Moreover, we found that the small distance between superior articular processes of L5 was associated with a small MCD. A study by Santiago et al. where the sagittal diameters of lumbar vertebrae and articular processes of 39 healthy Spaniards were measured showed the distance between L5 superior articular processes was 22.2 mm ± 0.40 mm [29]. Consistently, Oguz et al. measured the lumbar vertebrae of 24 healthy Turks, and the distance between L5 superior articular processes was 21.7 mm ± 2.8 mm [30]. In this study, the inter-facet distance in group A was only 17.8 mm ± 1.4 mm, indicating that the superior articular processes of group A are closer to each other than in other groups. In addition, the SAW was also smaller in group A compared with BCD, although this reduction was not statistically significant on one side. Compared with the normal superior articular process, the superior joint of group A exhibited a steeper and sharper variation. The steep superior articular process tended to narrow the spinal canal compared to the gentle superior articular process. The L5 spinal canal of this type of superior articular process typically exhibits a “clover” shape, with the superior articular process extending inward (Fig. 6).

Fig. 6figure 6

Illustration demonstrating the difference between the two types of superior articular processes. In groups with low MCD (B), the superior articular processes are closer to each other and rotate inward compared to groups with normal MCD (A). At this point, the spinal canal exhibits a "clover" shape

IPD is also a factor that affects the relative position of the entry point. However, the IPD in group A was only 28.3 ± 2.2 mm and did not increase significantly. Meanwhile, the overall mean IPD was 28.4 mm ± 2.3 mm, which was not significantly different from the reported average transverse diameter in Chinese (29.61 mm ± 0.63 mm) and Indian (28.02 mm ± 0.37 mm) populations in the literature [31].
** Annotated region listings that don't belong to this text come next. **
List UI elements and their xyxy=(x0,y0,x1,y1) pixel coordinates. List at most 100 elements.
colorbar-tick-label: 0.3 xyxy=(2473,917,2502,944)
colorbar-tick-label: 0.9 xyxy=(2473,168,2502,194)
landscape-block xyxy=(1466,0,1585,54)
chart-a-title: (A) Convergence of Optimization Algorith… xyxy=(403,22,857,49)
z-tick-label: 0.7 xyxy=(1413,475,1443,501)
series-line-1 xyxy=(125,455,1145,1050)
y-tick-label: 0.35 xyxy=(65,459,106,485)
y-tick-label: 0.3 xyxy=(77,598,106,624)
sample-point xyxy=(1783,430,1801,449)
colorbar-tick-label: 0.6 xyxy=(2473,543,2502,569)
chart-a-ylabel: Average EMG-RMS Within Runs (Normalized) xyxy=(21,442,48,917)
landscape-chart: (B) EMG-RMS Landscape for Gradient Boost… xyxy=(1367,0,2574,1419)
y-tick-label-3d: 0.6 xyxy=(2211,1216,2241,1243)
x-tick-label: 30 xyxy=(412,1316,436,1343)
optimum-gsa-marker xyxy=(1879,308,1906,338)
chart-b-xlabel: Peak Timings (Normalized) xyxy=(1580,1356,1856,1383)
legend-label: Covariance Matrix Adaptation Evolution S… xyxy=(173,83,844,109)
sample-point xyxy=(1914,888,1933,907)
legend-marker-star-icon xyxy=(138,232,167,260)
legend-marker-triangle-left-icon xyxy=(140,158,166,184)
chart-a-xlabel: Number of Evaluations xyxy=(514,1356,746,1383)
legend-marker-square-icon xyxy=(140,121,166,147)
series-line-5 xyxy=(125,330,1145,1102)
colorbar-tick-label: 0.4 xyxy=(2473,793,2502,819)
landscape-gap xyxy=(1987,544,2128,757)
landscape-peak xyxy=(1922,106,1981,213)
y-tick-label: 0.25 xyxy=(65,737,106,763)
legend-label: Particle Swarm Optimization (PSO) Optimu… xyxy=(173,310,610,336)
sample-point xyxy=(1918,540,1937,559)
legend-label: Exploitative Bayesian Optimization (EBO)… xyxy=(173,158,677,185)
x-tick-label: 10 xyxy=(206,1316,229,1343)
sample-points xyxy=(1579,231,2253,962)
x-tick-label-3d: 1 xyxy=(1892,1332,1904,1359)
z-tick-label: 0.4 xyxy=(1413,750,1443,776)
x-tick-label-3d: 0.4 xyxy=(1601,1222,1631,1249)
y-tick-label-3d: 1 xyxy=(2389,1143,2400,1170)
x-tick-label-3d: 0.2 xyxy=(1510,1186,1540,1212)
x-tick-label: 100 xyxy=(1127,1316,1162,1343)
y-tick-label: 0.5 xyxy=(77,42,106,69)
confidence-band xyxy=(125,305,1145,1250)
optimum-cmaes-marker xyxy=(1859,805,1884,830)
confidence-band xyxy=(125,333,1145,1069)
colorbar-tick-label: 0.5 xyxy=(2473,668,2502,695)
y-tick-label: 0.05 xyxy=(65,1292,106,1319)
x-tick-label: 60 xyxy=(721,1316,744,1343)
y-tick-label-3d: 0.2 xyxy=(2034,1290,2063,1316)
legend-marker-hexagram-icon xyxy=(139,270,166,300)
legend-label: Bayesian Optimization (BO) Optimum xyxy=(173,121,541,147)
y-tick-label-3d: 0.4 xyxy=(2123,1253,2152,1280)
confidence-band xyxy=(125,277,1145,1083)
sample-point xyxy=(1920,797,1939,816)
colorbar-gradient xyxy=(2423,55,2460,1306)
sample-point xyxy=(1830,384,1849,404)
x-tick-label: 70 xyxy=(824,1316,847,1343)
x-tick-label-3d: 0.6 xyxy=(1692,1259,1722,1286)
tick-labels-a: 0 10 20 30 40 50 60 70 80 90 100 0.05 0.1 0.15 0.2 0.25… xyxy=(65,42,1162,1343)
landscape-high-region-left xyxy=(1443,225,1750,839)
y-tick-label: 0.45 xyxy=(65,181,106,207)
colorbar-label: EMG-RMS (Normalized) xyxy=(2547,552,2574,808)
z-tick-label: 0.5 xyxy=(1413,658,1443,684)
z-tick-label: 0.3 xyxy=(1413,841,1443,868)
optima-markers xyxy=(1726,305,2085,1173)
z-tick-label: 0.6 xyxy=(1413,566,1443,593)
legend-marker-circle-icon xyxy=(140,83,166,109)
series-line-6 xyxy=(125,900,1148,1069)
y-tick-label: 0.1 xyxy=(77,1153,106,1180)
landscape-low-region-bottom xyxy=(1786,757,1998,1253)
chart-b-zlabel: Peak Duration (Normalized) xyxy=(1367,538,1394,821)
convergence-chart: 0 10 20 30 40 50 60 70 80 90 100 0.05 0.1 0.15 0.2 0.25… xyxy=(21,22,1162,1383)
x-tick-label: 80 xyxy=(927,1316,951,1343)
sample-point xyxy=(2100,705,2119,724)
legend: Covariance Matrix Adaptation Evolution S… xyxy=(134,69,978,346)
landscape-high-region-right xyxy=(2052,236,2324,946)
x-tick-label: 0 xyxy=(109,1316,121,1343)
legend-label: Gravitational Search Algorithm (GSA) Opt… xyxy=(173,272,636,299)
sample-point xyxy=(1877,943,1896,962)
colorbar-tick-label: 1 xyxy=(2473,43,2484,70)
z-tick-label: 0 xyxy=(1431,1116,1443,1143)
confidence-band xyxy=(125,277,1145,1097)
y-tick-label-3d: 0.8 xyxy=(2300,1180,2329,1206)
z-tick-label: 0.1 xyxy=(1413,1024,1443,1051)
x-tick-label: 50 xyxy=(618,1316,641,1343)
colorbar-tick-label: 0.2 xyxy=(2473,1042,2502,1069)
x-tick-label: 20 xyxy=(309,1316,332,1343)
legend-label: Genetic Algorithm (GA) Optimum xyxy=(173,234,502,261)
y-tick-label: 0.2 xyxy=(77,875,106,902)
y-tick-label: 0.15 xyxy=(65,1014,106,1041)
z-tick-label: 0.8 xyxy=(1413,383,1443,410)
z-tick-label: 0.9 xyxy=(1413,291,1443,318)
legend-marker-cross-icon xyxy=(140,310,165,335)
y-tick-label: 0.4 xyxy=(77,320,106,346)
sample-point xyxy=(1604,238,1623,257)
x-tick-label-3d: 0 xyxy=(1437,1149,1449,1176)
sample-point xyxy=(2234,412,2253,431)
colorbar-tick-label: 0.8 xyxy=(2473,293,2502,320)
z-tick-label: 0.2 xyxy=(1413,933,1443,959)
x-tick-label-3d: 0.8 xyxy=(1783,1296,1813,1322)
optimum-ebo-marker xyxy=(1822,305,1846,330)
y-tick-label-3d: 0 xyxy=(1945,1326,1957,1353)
Mitra, Datir, and Hou et al. observed a sequential outward migration of the central entry point of the lumbar pedicle from L1–L4 [14, 32]. At L5, the entry point is located lateral to the lateral boundary of the facet joint. However, if the angle of the superior facet of L5 is small with no “abduction,” the usual Magerl entry point is inward-facing. In some medical centers, to avoid this kind of situation, the root of the transverse process is adopted for screw insertion, which is more lateral than Margel entry point, with an accuracy rate of > 98% [33]. However, a more external entry point means more muscle dissection, bleeding, and longer surgical time. Although screw placement failure was avoided in a small number of patients, the cost-effectiveness of this approach needs further study. Based on the current Magerl or “^”-shaped crest insertion methods, preoperative estimation of excessive orientation of the L5 superior articular process is a cost-effective method. When the MCD is less than 6 mm, the internal angle of screw placement should be reduced, and vertical entry into the vertebral body may be required.